Board and CEO Obligations
- Board Reporting: Under the current regulations, the Chief Information Security Officer must provide a yearly report to the board. The CISO must consider certain elements of the enterprise’s cybersecurity in formulating the report, but there are no requirements as to the actual contents of the report. The proposed amendments change that by specifying the materials that the board must see. The CISO also now has an obligation to brief the board on plans for remediating inadequacies, as well as a requirement for timely reporting to the board on material cybersecurity issues or major cybersecurity events.
- Board Expertise: Consistent with the SEC’s focus on the cybersecurity expertise of board members, under the draft amendments, the board of covered entities will be required to have sufficient expertise and knowledge (or be advised by persons with sufficient knowledge and expertise) to exercise effective oversight of cyber risk.
- Policy Approvals: Under current regulations, a senior officer of the covered entity must approve the company’s cybersecurity policies. The proposed amendments change that, requiring the board to approve those policies.
- CISO Independence: The draft amendments require that the CISO have adequate independence and authority to ensure that cyber risks are appropriately managed. While that independence is not defined, in the past there has been discussion in cybersecurity governance circles about the CISO reporting outside of technology, e.g., to the COO or even the general counsel, either directly or by a dotted line in the org. chart.
- CEO Certification: To date, the annual certification of compliance needed to be signed by a senior officer. Many companies tapped the CISO or COO for this role. Under the draft amendments, both the CEO and the CISO would need to certify compliance. In addition, under the current rules, the certification is only signed if the company is in complete compliance. The new rules, however, would allow for an acknowledgement of less-than-full compliance, with an identification of the specific deficiencies. Companies that cannot certify full compliance will therefore need to be prepared to provide the NYDFS with their documentation of remedial efforts planned and underway, along with a timeline for implementation of those efforts.

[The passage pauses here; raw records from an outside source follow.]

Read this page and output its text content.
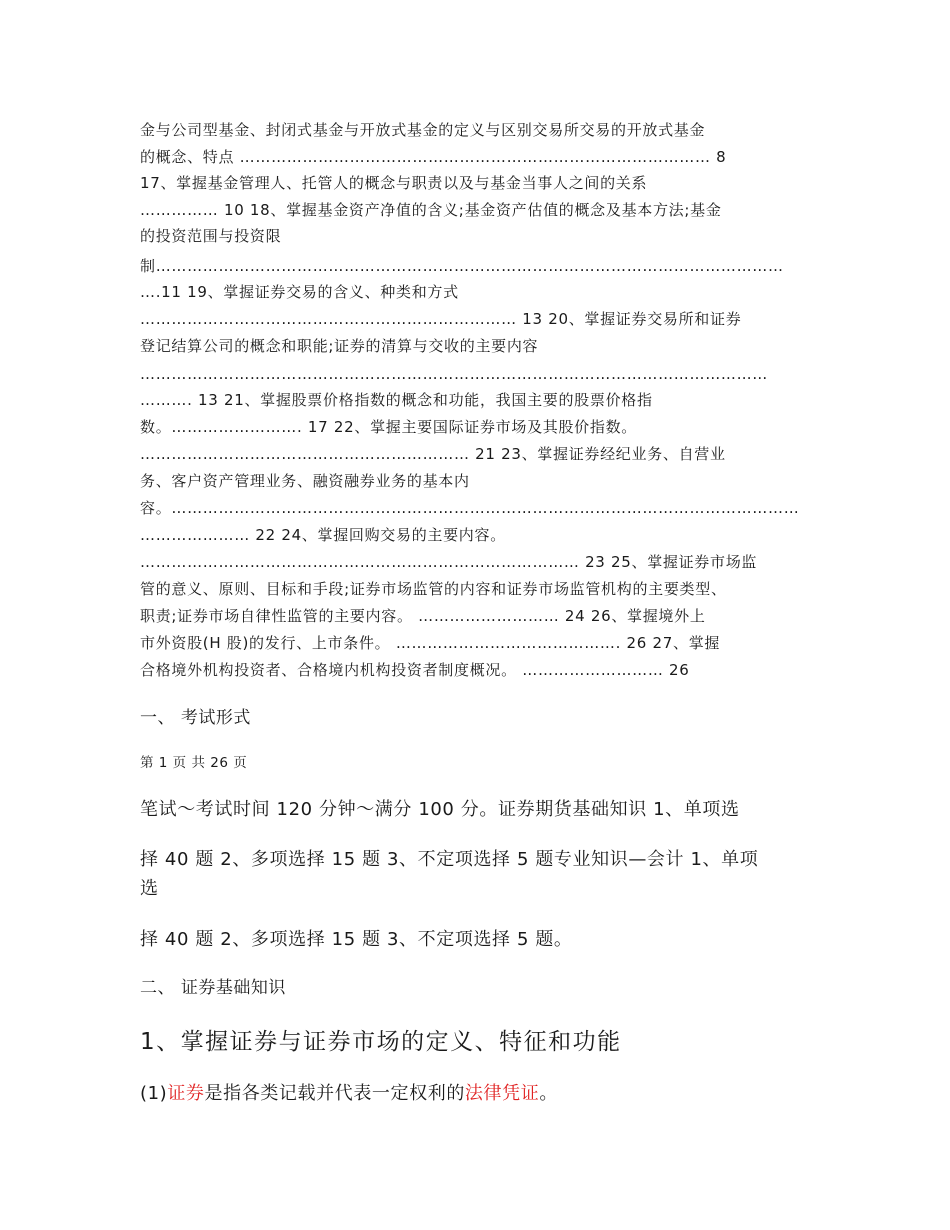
金与公司型基金、封闭式基金与开放式基金的定义与区别交易所交易的开放式基金
的概念、特点 ……………………………………………………………………………… 8
17、掌握基金管理人、托管人的概念与职责以及与基金当事人之间的关系
…………… 10 18、掌握基金资产净值的含义;基金资产估值的概念及基本方法;基金
的投资范围与投资限
制…………………………………………………………………………………………………………
….11 19、掌握证券交易的含义、种类和方式
……………………………………………………………… 13 20、掌握证券交易所和证券
登记结算公司的概念和职能;证券的清算与交收的主要内容
…………………………………………………………………………………………………………
………. 13 21、掌握股票价格指数的概念和功能，我国主要的股票价格指
数。……………………. 17 22、掌握主要国际证券市场及其股价指数。
……………………………………………………… 21 23、掌握证券经纪业务、自营业
务、客户资产管理业务、融资融券业务的基本内
容。…………………………………………………………………………………………………………
………………… 22 24、掌握回购交易的主要内容。
………………………………………………………………………… 23 25、掌握证券市场监
管的意义、原则、目标和手段;证券市场监管的内容和证券市场监管机构的主要类型、
职责;证券市场自律性监管的主要内容。 ……………………… 24 26、掌握境外上
市外资股(H 股)的发行、上市条件。 ……………………………………. 26 27、掌握
合格境外机构投资者、合格境内机构投资者制度概况。 ……………………… 26
一、 考试形式
第 1 页 共 26 页
笔试～考试时间 120 分钟～满分 100 分。证券期货基础知识 1、单项选
择 40 题 2、多项选择 15 题 3、不定项选择 5 题专业知识—会计 1、单项
选
择 40 题 2、多项选择 15 题 3、不定项选择 5 题。
二、 证券基础知识
1、掌握证券与证券市场的定义、特征和功能
(1)证券是指各类记载并代表一定权利的法律凭证。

- Tabletop Exercises and Incident Response Plans: Under the proposed amendment, covered entities must periodically test their incident response plans with all staff who are critical to the response. The proposed amendment specifically calls for the CEO to participate in such testing (typically through tabletop exercises).
Risk Assessments
General counsel may also want to focus on the significant new requirements for risk assessment, which provide that they must be tailored to the company in light of its size, staffing, governance, services, products, vendors, locations and other factors. They also need to include a threat and vulnerability analysis. Many companies now work with outside counsel and external consultants to conduct risk assessments. In doing so, the companies are able to gain a comprehensive benchmarking of the program, a summary of which can be very helpful to the board of directors. Additionally, by including counsel, the technical results of the consultant review can be mapped to regulations such as Part 500 and others.
Conclusion
The proposed amendments to Part 500 include many changes that may require the general counsel’s attention. In addition to the above, there are new requirements for large companies, which can include smaller covered entities with large affiliates. Given the NYDFS’s history of working with industry to improve Part 500, there is every reason to think that submitting comments to the Department during the comment periods can be fruitful.